Il arrive souvent que vous ne parveniez pas à voir les effets de vos aspirations, et que vous soyez découragés des résultats qu’elles amènent. À certains moments d’exaltation, vous offrez à la Loge, à Dieu, à ce qu’il y a de plus élevé que vous puissiez imaginer, tout ce que vous êtes, tout ce que vous avez, tout ce que vous espérez être. Vous n’appréciez pas suffisamment le fait que votre offre a été acceptée et enregistrée dans le « Livre de la Vie », et que dès cet instant des agents précis ont été mis à pied d’œuvre pour vous éprouver et vous tester, et qu’il est très possible que votre ami le plus intime soit le véhicule inconscient par lequel ils agissent. Or, trop souvent, lorsque les résultats de ces aspirations commencent à se manifester ainsi, vous vous retirez comme un misanthrope dans votre coquille et vous ne percevez pas les causes sous-jacentes à votre souffrance.

J’aimerais que vous vous efforciez de comprendre et d’apprécier le pouvoir que vous éveillez par votre aspiration et vos prières, car une fois éveillé, vous ne contrôlez plus son action.
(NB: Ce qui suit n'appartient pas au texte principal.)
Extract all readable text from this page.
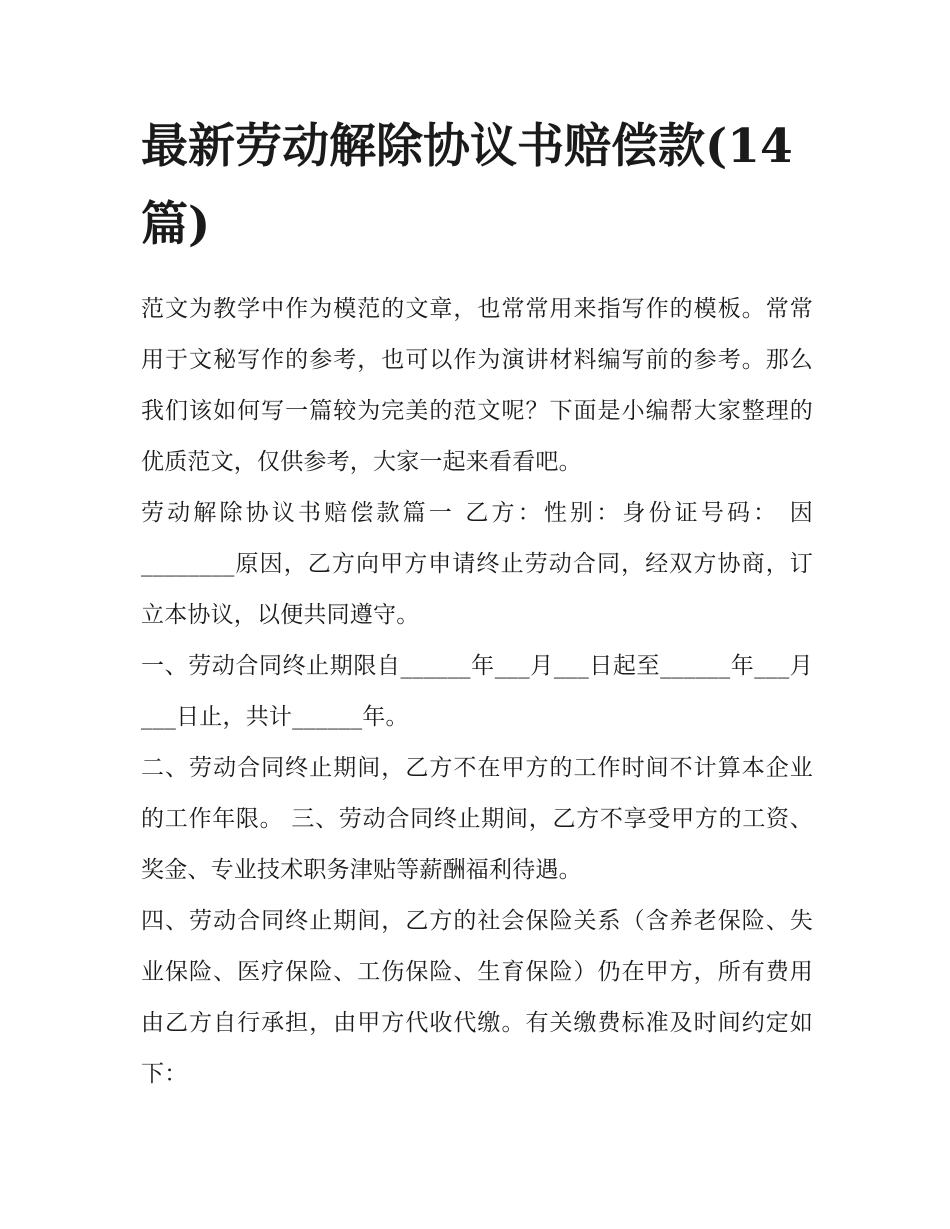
最新劳动解除协议书赔偿款(14篇)

范文为教学中作为模范的文章，也常常用来指写作的模板。常常用于文秘写作的参考，也可以作为演讲材料编写前的参考。那么我们该如何写一篇较为完美的范文呢？下面是小编帮大家整理的优质范文，仅供参考，大家一起来看看吧。

劳动解除协议书赔偿款篇一 乙方：性别：身份证号码： 因________原因，乙方向甲方申请终止劳动合同，经双方协商，订立本协议，以便共同遵守。

一、劳动合同终止期限自______年___月___日起至______年___月___日止，共计______年。

二、劳动合同终止期间，乙方不在甲方的工作时间不计算本企业的工作年限。 三、劳动合同终止期间，乙方不享受甲方的工资、奖金、专业技术职务津贴等薪酬福利待遇。

四、劳动合同终止期间，乙方的社会保险关系（含养老保险、失业保险、医疗保险、工伤保险、生育保险）仍在甲方，所有费用由乙方自行承担，由甲方代收代缴。有关缴费标准及时间约定如下：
Par conséquent, je dis : Attention ! Assurez-vous que vous êtes prêts à endurer les effets qui pourraient découler de tout acte de consécration, et assurez-vous que vous en êtes capables.

MES enfants, pendant plus d’un long cycle de sept ans (dans le passé), j’ai attendu ne serait-ce qu’une seule expression d’espoir et d’encouragement, expression qui ne s’est jamais manifestée avant que je ne décide d’abandonner même le désir de cela.